Sevgi ve Saygılarımla, Derya Sazak Milliyet Gazetesi Genel
HABER
Hasan Cemal Yeni Şafak'a mı transfer oluyor 26 Mart 2013
Yeni Şafak gazetesi, Milliyet'ten ayrılan gazeteci yazar Hasan Cemal'e teklif götürdü.
Son 15 gündür Hasan Cemal ve Cengiz Çandar'a göndermeler yapan Yenişafak gazetesi yazarı Salih Tuna, kamuoyuyla ilginç bir bilgi paylaştı.
Yazısında önce Hasan Cemal'in mutlaka fikirlerini dile getirebileceği bir köşesi olması gerektiğini ifade eden Salih Tuna, şöyle devam etti:
"Şu sıralar en çok duymak istediğin haber nedir diye sorsalar, hiç düşünmeden okuduğunuz yazının başlığını söylerdim.
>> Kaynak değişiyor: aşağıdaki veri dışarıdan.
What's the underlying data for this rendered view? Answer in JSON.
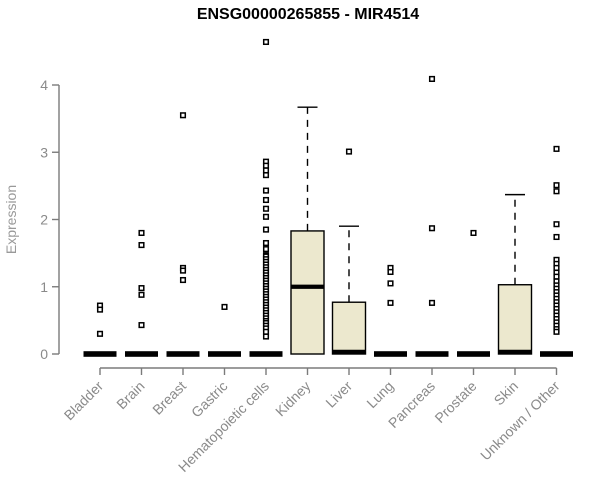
{
  "title": "ENSG00000265855 - MIR4514",
  "chart_data": {
    "type": "boxplot",
    "title": "ENSG00000265855 - MIR4514",
    "xlabel": "",
    "ylabel": "Expression",
    "ylim": [
      0,
      4
    ],
    "yticks": [
      0,
      1,
      2,
      3,
      4
    ],
    "grid": false,
    "legend": "none",
    "categories": [
      "Bladder",
      "Brain",
      "Breast",
      "Gastric",
      "Hematopoietic cells",
      "Kidney",
      "Liver",
      "Lung",
      "Pancreas",
      "Prostate",
      "Skin",
      "Unknown / Other"
    ],
    "boxes": [
      {
        "category": "Bladder",
        "whisker_low": 0,
        "q1": 0,
        "median": 0,
        "q3": 0,
        "whisker_high": 0
      },
      {
        "category": "Brain",
        "whisker_low": 0,
        "q1": 0,
        "median": 0,
        "q3": 0,
        "whisker_high": 0
      },
      {
        "category": "Breast",
        "whisker_low": 0,
        "q1": 0,
        "median": 0,
        "q3": 0,
        "whisker_high": 0
      },
      {
        "category": "Gastric",
        "whisker_low": 0,
        "q1": 0,
        "median": 0,
        "q3": 0,
        "whisker_high": 0
      },
      {
        "category": "Hematopoietic cells",
        "whisker_low": 0,
        "q1": 0,
        "median": 0,
        "q3": 0,
        "whisker_high": 0
      },
      {
        "category": "Kidney",
        "whisker_low": 0,
        "q1": 0,
        "median": 1.0,
        "q3": 1.83,
        "whisker_high": 3.67
      },
      {
        "category": "Liver",
        "whisker_low": 0,
        "q1": 0,
        "median": 0,
        "q3": 0.77,
        "whisker_high": 1.9
      },
      {
        "category": "Lung",
        "whisker_low": 0,
        "q1": 0,
        "median": 0,
        "q3": 0,
        "whisker_high": 0
      },
      {
        "category": "Pancreas",
        "whisker_low": 0,
        "q1": 0,
        "median": 0,
        "q3": 0,
        "whisker_high": 0
      },
      {
        "category": "Prostate",
        "whisker_low": 0,
        "q1": 0,
        "median": 0,
        "q3": 0,
        "whisker_high": 0
      },
      {
        "category": "Skin",
        "whisker_low": 0,
        "q1": 0,
        "median": 0,
        "q3": 1.03,
        "whisker_high": 2.37
      },
      {
        "category": "Unknown / Other",
        "whisker_low": 0,
        "q1": 0,
        "median": 0,
        "q3": 0,
        "whisker_high": 0
      }
    ],
    "outliers": [
      [
        0.72,
        0.66,
        0.3
      ],
      [
        1.8,
        1.62,
        0.98,
        0.88,
        0.43
      ],
      [
        3.55,
        1.28,
        1.24,
        1.1
      ],
      [
        0.7
      ],
      [
        4.64,
        2.86,
        2.8,
        2.73,
        2.66,
        2.43,
        2.29,
        2.16,
        2.04,
        1.85,
        1.65,
        1.56,
        1.47,
        1.45,
        1.41,
        1.37,
        1.33,
        1.29,
        1.25,
        1.21,
        1.17,
        1.13,
        1.09,
        1.05,
        1.01,
        0.97,
        0.93,
        0.89,
        0.85,
        0.81,
        0.77,
        0.73,
        0.69,
        0.65,
        0.61,
        0.57,
        0.53,
        0.49,
        0.46,
        0.42,
        0.38,
        0.33,
        0.26
      ],
      [],
      [
        3.01
      ],
      [
        1.28,
        1.22,
        1.05,
        0.76
      ],
      [
        4.09,
        1.87,
        0.76
      ],
      [
        1.8
      ],
      [],
      [
        3.05,
        2.51,
        2.42,
        1.93,
        1.74,
        1.4,
        1.34,
        1.28,
        1.21,
        1.15,
        1.08,
        1.02,
        0.97,
        0.92,
        0.87,
        0.82,
        0.77,
        0.72,
        0.67,
        0.62,
        0.57,
        0.52,
        0.47,
        0.42,
        0.37,
        0.33
      ]
    ],
    "colors": {
      "box_fill": "#ece8ce",
      "box_border": "#000000",
      "median": "#000000",
      "whisker": "#000000",
      "outlier_stroke": "#000000",
      "outlier_fill": "#ffffff",
      "axis": "#7b7b7b",
      "tick_label": "#8a8a8a",
      "axis_label": "#999999",
      "title": "#000000",
      "background": "#ffffff"
    }
  }
}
Gerçekten öyle.
'Hasan abi' sürgün krallar gibi ellerini kavuşturduğu o meşhur fotoğrafıyla Yeni Şafak'ta başköşeye kurulsa keşke. Olmayacak şey de değil hani.
Bu gazetede sevgili Çandar'dan Koray Düzgören'e Mehmet Barlas'tan Nazlı Ilıcak'a kadar birçok kalem erbabı yazmıştı."
Salih Tuna asıl bombayı ise yazısının sonundaki notta patlattı: Bu yazıyı yazdıktan sonra Genel Yayın Yönetmenimiz İbrahim Karagül, 'Kimden öğrendin?..' diye sordu... Yemin ederim bilmiyordum.
Vaktiyle bu köşede 'Mehmet Altan Yeni Şafak'ta'(09.02.2012) başlıklı bir yazı yazmıştım ya, bu yazının da aynen onun gibi bir dilek mesabesinde kalacağını sanıyordum. Meğer Yeni Şafak, Hasan Cemal'e teklif götürmüş... Sevindim, çok sevindim. Hadi bakalım.